The key, Baublys said, is getting Western-minded people to manage the system. "Now the main opportunity is break the corruption in the system and, make the companies profitable again. After that the society and the state would gain. In the meantime, new management, new professionals will come. If we really want to join the West we have to bring into those companies people who have Western perspective. You cannot build a power bridge to the West with people who don't believe in that. And behind all of this, we need to change the people, both corrupted and people who don't believe in the disconnecting with the Soviet Union."

The most worrisome aspect of the privatization is that, in the case of the privatization of Lietuvos Telekomas, consumers will feel the first pains of change. "The consumers will suffer first. But in the long run after reorganization and really turning to the West, I think this will become more optimistic," said Baublys.

One thing that seems certain at this point: Once the privatization tender is announced, the investors will come. Leif Zierz, head of the utilities team for KPMG corporate finance, expects a huge interest of large European gas companies.
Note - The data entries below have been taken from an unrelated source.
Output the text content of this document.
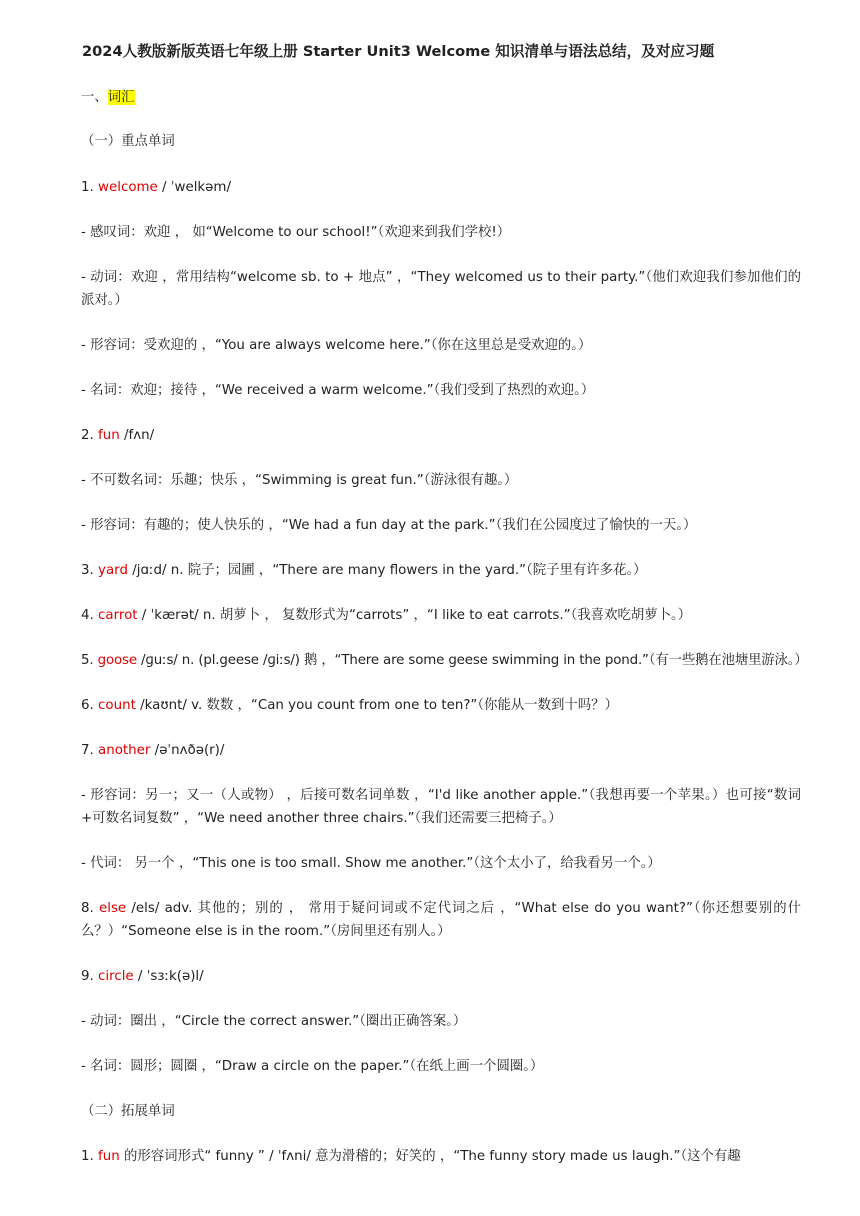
2024人教版新版英语七年级上册 Starter Unit3 Welcome 知识清单与语法总结，及对应习题
一、词汇
（一）重点单词
1. welcome / ˈwelkəm/
- 感叹词：欢迎 ， 如“Welcome to our school!”（欢迎来到我们学校!）
- 动词：欢迎 ，常用结构“welcome sb. to + 地点” ，“They welcomed us to their party.”（他们欢迎我们参加他们的派对。）
- 形容词：受欢迎的 ，“You are always welcome here.”（你在这里总是受欢迎的。）
- 名词：欢迎；接待 ，“We received a warm welcome.”（我们受到了热烈的欢迎。）
2. fun /fʌn/
- 不可数名词：乐趣；快乐 ，“Swimming is great fun.”（游泳很有趣。）
- 形容词：有趣的；使人快乐的 ，“We had a fun day at the park.”（我们在公园度过了愉快的一天。）
3. yard /jɑːd/ n. 院子；园圃 ，“There are many flowers in the yard.”（院子里有许多花。）
4. carrot / ˈkærət/ n. 胡萝卜 ， 复数形式为“carrots” ，“I like to eat carrots.”（我喜欢吃胡萝卜。）
5. goose /ɡuːs/ n. (pl.geese /ɡiːs/) 鹅 ，“There are some geese swimming in the pond.”（有一些鹅在池塘里游泳。）
6. count /kaʊnt/ v. 数数 ，“Can you count from one to ten?”（你能从一数到十吗？）
7. another /əˈnʌðə(r)/
- 形容词：另一；又一（人或物） ，后接可数名词单数 ，“I'd like another apple.”（我想再要一个苹果。）也可接“数词+可数名词复数” ，“We need another three chairs.”（我们还需要三把椅子。）
- 代词： 另一个 ，“This one is too small. Show me another.”（这个太小了，给我看另一个。）
8. else /els/ adv. 其他的；别的 ， 常用于疑问词或不定代词之后 ，“What else do you want?”（你还想要别的什么？）“Someone else is in the room.”（房间里还有别人。）
9. circle / ˈsɜːk(ə)l/
- 动词：圈出 ，“Circle the correct answer.”（圈出正确答案。）
- 名词：圆形；圆圈 ，“Draw a circle on the paper.”（在纸上画一个圆圈。）
（二）拓展单词
1. fun 的形容词形式“ funny ” / ˈfʌni/ 意为滑稽的；好笑的 ，“The funny story made us laugh.”（这个有趣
"The big gas companies throughout Europe are coming from a monopolist world, and liberalization is coming up, and so the only thing that they can do in their domestic markets is lose market share. If they want to grow and continue being profitable they have to go abroad. Therefore they are looking at Eastern Europe, and the Baltics, as well as Poland and Czech Republic are the first choice, because they have gone a certain way," Zierz said.